Ao final da ditadura em 1985, com as primeiras eleições para o governo de Pernambuco, o Diario se alinha ao candidato da direita, José Múcio Monteiro, fazendo oposição a Miguel Arraes, que se elegeu. “O Diario continua como um jornal ligado às elites pernambucanas e com um projeto que, de algum modo, mantém uma linha editorial que acompanha o que aconteceu durante a ditadura, de manter o status quo das elites locais”, analisa Remígio.
O então governador, entretanto, busca se aproximar da imprensa, e ganha uma cobertura mais simpática do periódico ao longo de seu governo. Remígio avalia, inclusive, que a imprensa foi vital para conter crises na gestão.
“Arraes vai enfrentar muitos problemas, mas já começa a trazer a imprensa para o lado dele.
O Diario de Pernambuco acaba fazendo mais um trabalho de adesão ao governo, como já fez em outros momentos históricos. Arraes vai enfrentar uma dura greve de professores, e naquele momento percebemos que uma parte significativa da imprensa estava dando apoio ao governo”, afirmou.

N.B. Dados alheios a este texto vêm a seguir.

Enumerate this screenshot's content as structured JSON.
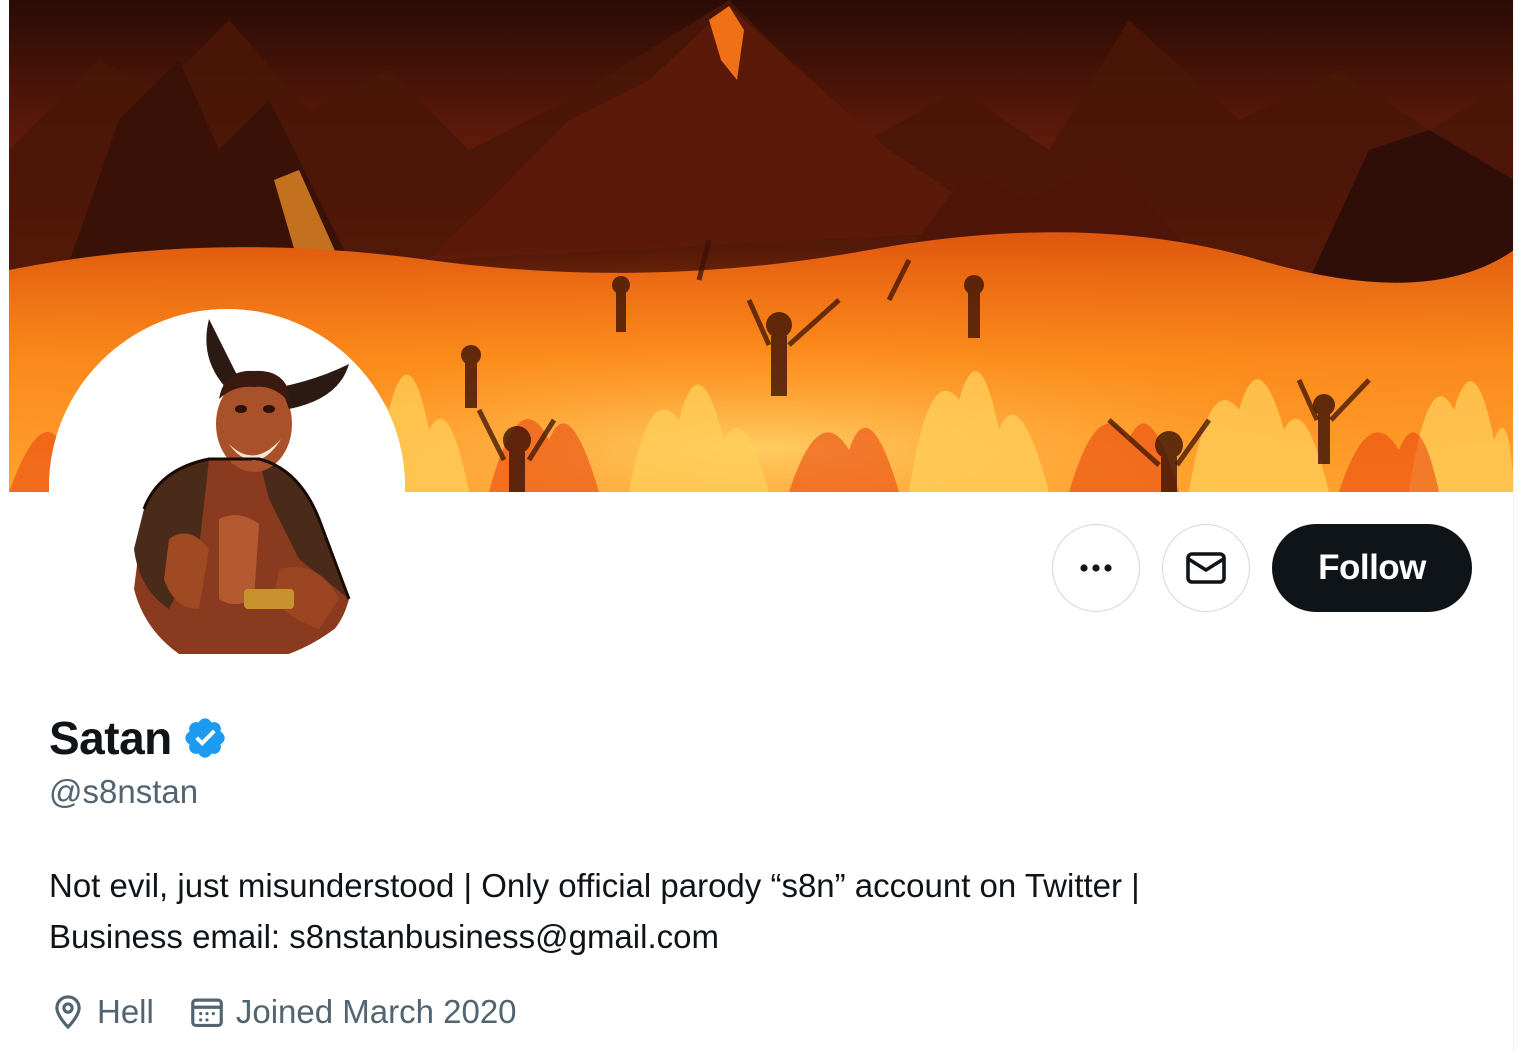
{
  "profile": {
    "display_name": "Satan",
    "verified": true,
    "handle": "@s8nstan",
    "bio_line1": "Not evil, just misunderstood | Only official parody “s8n” account on Twitter |",
    "bio_line2": "Business email: s8nstanbusiness@gmail.com",
    "location": "Hell",
    "joined": "Joined March 2020"
  },
  "actions": {
    "more_icon": "more-icon",
    "message_icon": "envelope-icon",
    "follow_label": "Follow"
  },
  "colors": {
    "text_primary": "#0f1419",
    "text_secondary": "#536471",
    "verified_badge": "#1d9bf0",
    "follow_button": "#0f1419",
    "border": "#cfd9de"
  }
}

Empastelamento e morte de Demócrito
Apesar da censura, o Diario não deixou de circular durante a ditadura militar. A impressão do periódico só foi impedida duas vezes em seus 200 anos de história, em momentos distintos de cerceamento da liberdade de imprensa. O primeiro empastelamento – como ficou conhecido o ato de silenciar violentamente um jornal – foi em 1911, quando foi paralisado por dois anos.
À época, a redação do jornal foi invadida e destruída a mando do general Dantas Barreto, que era candidato ao governo contra o proprietário do Diario na época, Francisco de Assis Rosa e Silva. A primeira intervenção do general, ex-ministro de Guerra, empastelou o impresso por 14 dias em 1911. Retornou em novembro, para ter suas portas fechadas novamente até janeiro do ano seguinte, sob a direção do chefe de polícia Elpídio de Figueiredo.

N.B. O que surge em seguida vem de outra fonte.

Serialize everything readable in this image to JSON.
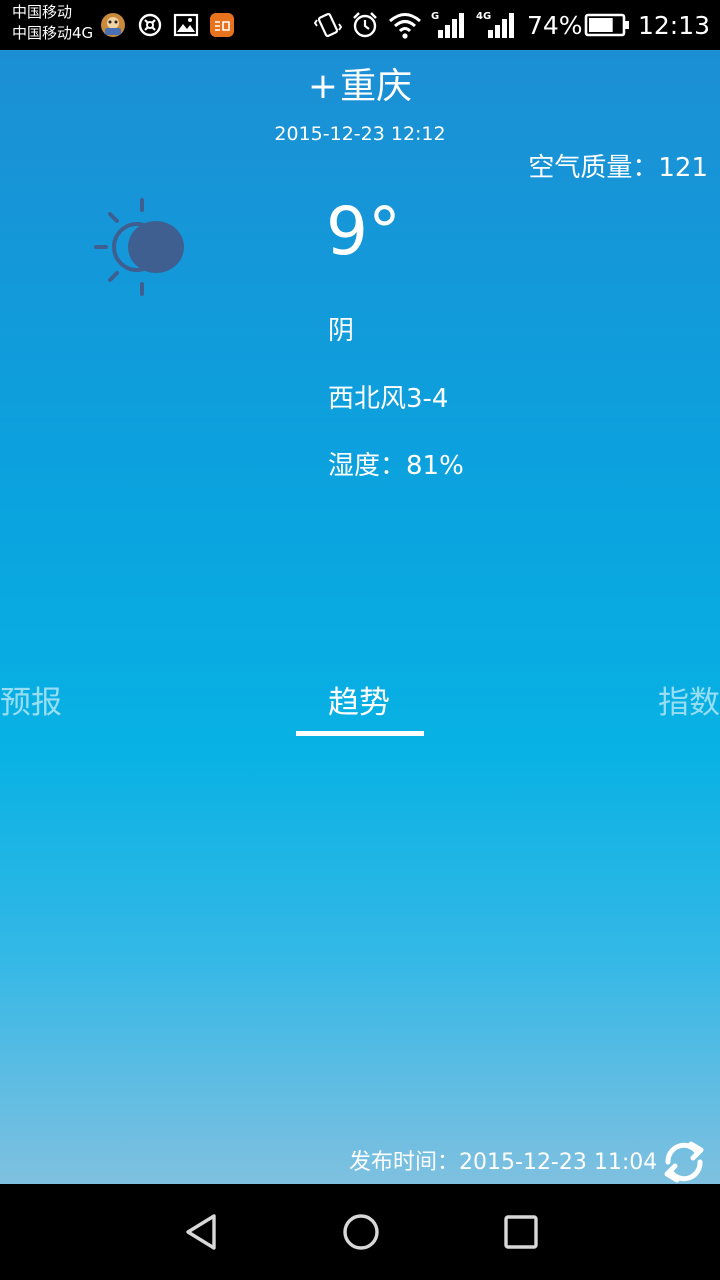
{
  "status_bar": {
    "carrier_1": "中国移动",
    "carrier_2": "中国移动4G",
    "notification_icons": [
      "game-app-icon",
      "cleaner-app-icon",
      "image-icon",
      "365-app-icon"
    ],
    "system_icons": [
      "vibrate-icon",
      "alarm-icon",
      "wifi-icon",
      "signal-g-icon",
      "signal-4g-icon",
      "battery-icon"
    ],
    "signal_labels": {
      "sim1": "G",
      "sim2": "4G"
    },
    "battery_percent": "74%",
    "battery_level": 0.74,
    "time": "12:13"
  },
  "weather": {
    "city_prefix": "+",
    "city": "重庆",
    "date": "2015-12-23  12:12",
    "air_quality_label": "空气质量：",
    "air_quality_value": "121",
    "icon": "overcast-sun-icon",
    "temperature": "9°",
    "condition": "阴",
    "wind": "西北风3-4",
    "humidity": "湿度：81%"
  },
  "tabs": {
    "items": [
      {
        "label": "预报",
        "active": false
      },
      {
        "label": "趋势",
        "active": true
      },
      {
        "label": "指数",
        "active": false
      }
    ]
  },
  "footer": {
    "release_label": "发布时间：",
    "release_time": "2015-12-23 11:04",
    "refresh_icon": "refresh-icon"
  },
  "nav_bar": {
    "icons": [
      "back-icon",
      "home-icon",
      "recents-icon"
    ]
  },
  "colors": {
    "sky_top": "#1c8fd4",
    "sky_mid": "#08b2e4",
    "sky_bottom": "#7fc0e0",
    "weather_icon": "#3e5f90"
  }
}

"“O Diario vai sofrer bastante durante a Era Vargas. A imprensa foi extremamente marcada pelo DIP". Helder Remígio, historiador
Com a vitória de Dantas Barreto nas eleições, o Diario assumiu a oposição, o que rendeu o empastelamento até 1913, quando foi comprado pelo coronel Carlos Benigno Pereira de Lira, explicitamente desinteressado em política nos jornais. “Estamos na maior imparcialidade para encarar os fatos que se desenrolam em nosso meio, quer em relação à política geral do país, quer na do estado”, escreve a primeira edição sob a nova gerência.

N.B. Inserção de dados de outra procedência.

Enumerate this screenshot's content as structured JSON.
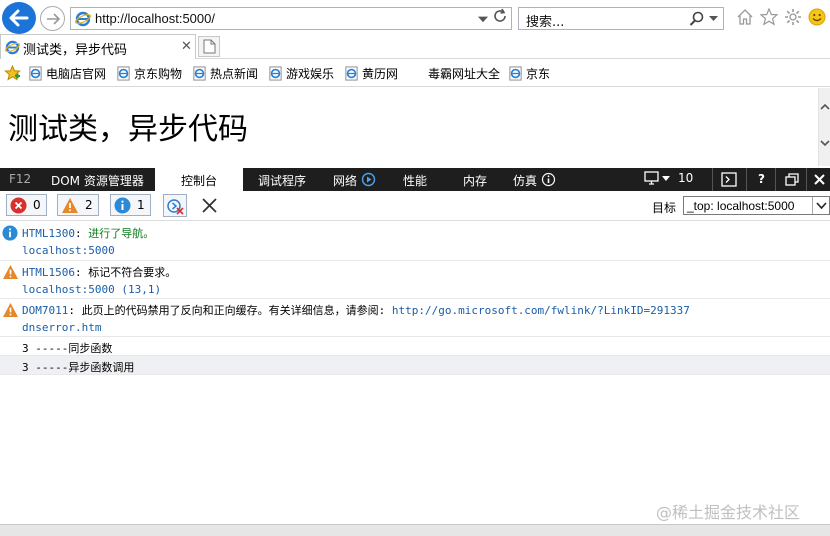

O segundo silenciamento sofrido pelo Diario ocorreu em 3 de março de 1945, quando os agentes do Estado Novo de Getúlio Vargas pararam as máquinas do impresso para evitar publicações sobre a morte do estudante Demócrito de Souza Filho, assinado com um tiro na cabeça dentro do prédio do Diario, no Recife, enquanto aguardava um pronunciamento do sociólogo Gilberto Freyre durante uma manifestação.
“CONTINUAREMOS A DENUNCIAR OS CRIMINOSOS À NAÇÃO ATÉ QUE A JUSTIÇA OS ARRASTE PARA O BANCO DE RÉUS”, diz a manchete do Diario em 9 de abril de 1945, 37 dias depois do ocorrido, quando a redação foi desocupada pelos militares. O impedimento foi a alternativa encontrada pelo jornal para não se submeter à censura de Vargas.
“O Diario vai sofrer bastante durante a Era Vargas. A imprensa foi extremamente marcada pelo DIP (Departamento de Imprensa e Propaganda), que atuava na censura de conteúdos mais críticos ao Estado Novo. Era um clima de ufanismo, sendo um período de muita censura aqui em Pernambuco. O DIP controlava e censurava qualquer material que fosse publicado nos jornais e que pudesse, de algum modo, prejudicar a imagem do governo”, explicou Remígio.